L’UNICEF segnala i danni della pandemia nella vita dei bambini e giovani nei suoi diversi aspetti, privandoli della salute, dell’istruzione, della loro infanzia e adolescenza

Scuole chiuse per circa un anno per 168 milioni di bambini nel mondo, e uno su tre non ha potuto seguire da remoto senza possibilità di istruzione da casa, e almeno un bambino, o giovane, su 7 ha dovuto restare a casa la maggior parte dell’anno per seguire le misure richieste, con conseguenti ansia, depressione, isolamento: e a novembre dello scorso anno i servizi per la salute mentale dei bambini e degli adolescenti che erano stati interrotti erano oltre due su tre. I numeri e l’attenzione sulla condizione dell’infanzia durante la pandemia da SARS-CoV-2 vengono riportati dell’UNICEF, che allarga lo sguardo alla vita dei bambini di tutto il mondo e al peggioramento in situazioni dove già era precaria.

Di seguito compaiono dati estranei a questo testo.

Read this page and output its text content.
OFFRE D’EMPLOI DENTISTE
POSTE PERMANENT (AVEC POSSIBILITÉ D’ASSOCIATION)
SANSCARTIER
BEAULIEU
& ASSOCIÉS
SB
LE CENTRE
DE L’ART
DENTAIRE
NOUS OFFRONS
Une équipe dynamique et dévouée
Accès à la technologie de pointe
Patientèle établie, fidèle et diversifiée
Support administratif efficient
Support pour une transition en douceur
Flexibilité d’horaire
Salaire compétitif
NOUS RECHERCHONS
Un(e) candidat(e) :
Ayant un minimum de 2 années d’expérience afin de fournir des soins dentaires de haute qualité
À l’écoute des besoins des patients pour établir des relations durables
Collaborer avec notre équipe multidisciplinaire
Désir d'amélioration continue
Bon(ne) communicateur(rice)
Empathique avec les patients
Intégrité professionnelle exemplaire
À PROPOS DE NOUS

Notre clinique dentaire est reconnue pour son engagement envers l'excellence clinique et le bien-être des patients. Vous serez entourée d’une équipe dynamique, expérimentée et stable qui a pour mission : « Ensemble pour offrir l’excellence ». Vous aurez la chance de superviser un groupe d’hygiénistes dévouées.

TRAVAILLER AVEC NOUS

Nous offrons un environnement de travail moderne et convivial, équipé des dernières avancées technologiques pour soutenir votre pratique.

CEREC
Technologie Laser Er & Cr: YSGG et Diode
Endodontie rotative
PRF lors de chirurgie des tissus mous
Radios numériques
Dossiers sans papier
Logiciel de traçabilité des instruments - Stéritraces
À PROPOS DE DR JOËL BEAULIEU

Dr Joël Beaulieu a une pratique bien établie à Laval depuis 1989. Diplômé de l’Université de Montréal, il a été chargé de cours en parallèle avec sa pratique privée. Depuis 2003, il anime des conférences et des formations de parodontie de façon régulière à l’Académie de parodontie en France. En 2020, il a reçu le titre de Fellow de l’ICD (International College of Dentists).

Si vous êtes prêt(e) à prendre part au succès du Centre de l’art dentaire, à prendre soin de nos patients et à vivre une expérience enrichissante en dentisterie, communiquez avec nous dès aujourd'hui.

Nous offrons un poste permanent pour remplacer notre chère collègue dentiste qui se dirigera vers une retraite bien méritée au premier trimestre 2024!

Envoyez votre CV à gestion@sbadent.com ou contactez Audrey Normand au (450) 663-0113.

“Un anno dopo la pandemia da COVID-19, sono stati fatti passi indietro su quasi tutti i più importanti indicatori per l’infanzia. Il numero dei bambini affamati, isolati, abusati, ansiosi, che vivono in povertà e costretti a matrimoni precoci è aumentato. Allo stesso tempo, il loro accesso all’istruzione, alla socializzazione e ai servizi essenziali compresi quelli per la salute, la nutrizione e la protezione sono diminuiti”, ha dichiarato Henrietta Fore, Direttore generale dell’UNICEF.

Viene previsto un aumento della povertà dei bambini nei Paesi poveri pari a circa il 15% e si calcola che in questi stessi Paesi 140 milioni vivono già in famiglie sotto la soglia di povertà; a novembre 2020 hanno sofferto di malnutrizione acuta ulteriori 6-7 milioni di piccoli con meno di 5 anni, arrivando a circa 54 milioni di bambini in queste condizioni. Questo aumento, del 14%, può comportare oltre 10.000 ulteriori morti di bambini ogni mese.

Sempre secondo i dati disponibili fino a novembre 2020, a seguito dell’interruzione delle campagne di vaccinazione in 26 Paesi, rischiavano di non essere vaccinate oltre 94 milioni di persone. E sono riportate poi le conseguenze sulla piaga dei matrimoni precoci (entro la fine del decennio potrebbero essercene circa 10 milioni), sulla condizione dei rifugiati e richiedenti asilo e le difficoltà di accesso al sostegno di protezione sociale causa COVID-19, l’impatto sulle condizioni igienico-sanitarie già precarie, che non permettono di adottare le misure di prevenzione dell’infezione da SARS-CoV-2, per esempio per la mancanza di servizi igienici adeguati nelle scuole o nelle strutture sanitarie.

“I segnali che i bambini porteranno le cicatrici della pandemia per gli anni a venire sono inequivocabili”, dice ancora Henrietta Fore, e aggiunge: “I bambini devono essere al centro degli sforzi di recupero. Questo significa dare priorità alle scuole nei piani di riapertura. Significa fornire protezione sociale, compreso il trasferimento di denaro alle famiglie. Significa raggiungere i bambini più vulnerabili con servizi fondamentali. Solo allora potremo proteggere questa generazione dal diventare una generazione perduta”.